As in the US, control in the Polish parliament is split: The ruling party’s coalition narrowly controls the lower house, the Sejm, while the opposition narrowly controls the upper house, the Senate. When the Sejm passed its legislation mandating an all-mail ballot in early April, the opposition used its constitutional ability to delay the legislation, ultimately taking the full 30 days allowed. This meant that the legislation was held up until May 6, just four days before the election was supposed to take place, leading to a last-minute scramble.

All of this could have been avoided in the first place if PiS politicians had invoked a constitutional provision called the “state of natural disaster,” which in circumstances like a pandemic would have automatically delayed the election by at least 90 days. But once PiS leaders had insisted the election take place as scheduled, they didn’t want to back down and change course — even when leaked ballot papers and ballots showing up on the street made it clear the mail-only vote was far from ready.

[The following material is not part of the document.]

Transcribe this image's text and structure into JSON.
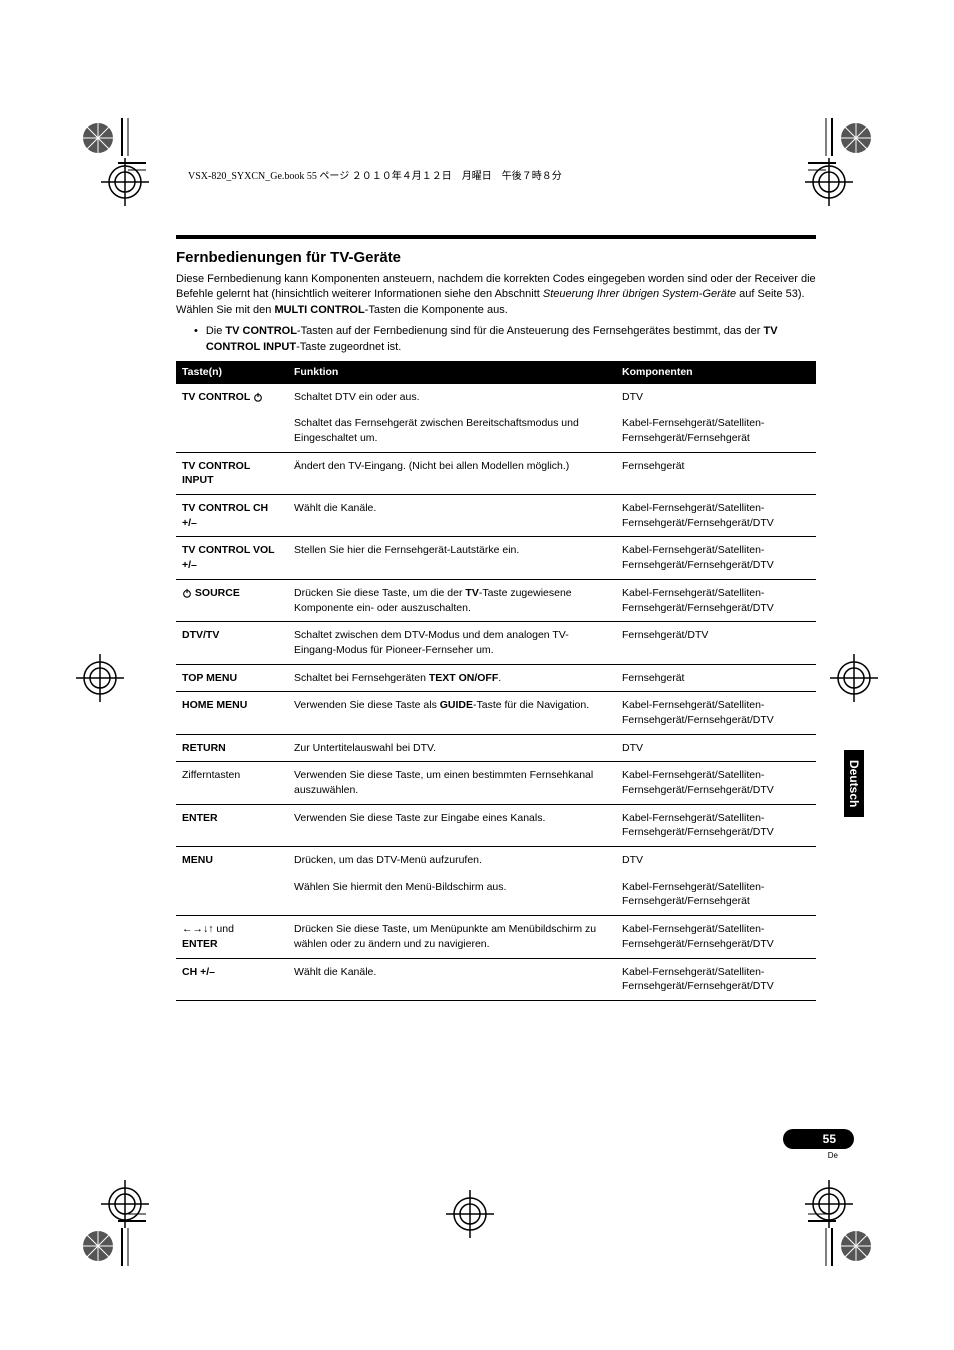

Duda, the PiS-aligned candidate, also benefited from the power of incumbency, something that, in this case at least, was even more pronounced during a pandemic with voters largely stuck at home. As the sitting president, Duda could travel around the country, visit hospitals and speak about the government’s actions to combat the virus — much of which was then broadcast directly to voters by state television, controlled by and sympathetic to the ruling party.
Opposition candidates, on the other hand, were left scrambling to organize press conferences via Zoom and move their entire campaigns online. Malgorzata Kidawa-Blonska, the candidate for the Civic Coalition, the biggest opposition party, suspended her campaign in protest and urged supporters to boycott the May 10 vote; one survey in early April suggested few Poles had planned to cast votes.
Postponing the election provided a much-needed reprieve for Poland, and as debates unfold over what comes next, some in the opposition are optimistic that things will be handled a bit better this time around. Legislation mandating an in-person vote with a vote-by-mail option is already under consideration, and a new election date — likely in late June or early July — is expected to be set soon. Civic Coalition announced earlier this month that it had chosen a new candidate for the new elections, Warsaw mayor Rafal Trzaskowski, who is already making significant gains in the polls.

But those in the opposition still have major concerns about the inherent advantages Duda will receive as the incumbent, and about PiS’s willingness to tip the scales in his favor wherever they can.

“There’s a bigger chance that the elections will be free, but they will not be free in terms of equal campaigning,” said Milosz Hodun, an adviser to the liberal Nowoczesna (“Modern”) party, which is part of Civic Coalition. “Only the president will be able to campaign across the country … all other candidates are limited to media and online presence.”

The US, too, faces deep political polarization that’s been further exacerbated by the pandemic; President Trump has pitted himself against those governors — mainly Democratic — who have imposed stronger restrictions to combat the virus, using his bully pulpit to call for the country to reopen as soon as possible. With each state responsible for setting its own election rules and regulations ahead of the nationwide vote in November, debates about mail versus in-person voting, and the access each affords, are very likely to fall along partisan lines; as with Poland, this might also mean any changes get implemented only at the last minute.

Polish observers hope their country has learned from its “ghost” election fiasco — and that the country can soon hold an election that is better run and fairer than the one that didn’t happen earlier this month. Others, especially the US, should be paying attention as they do.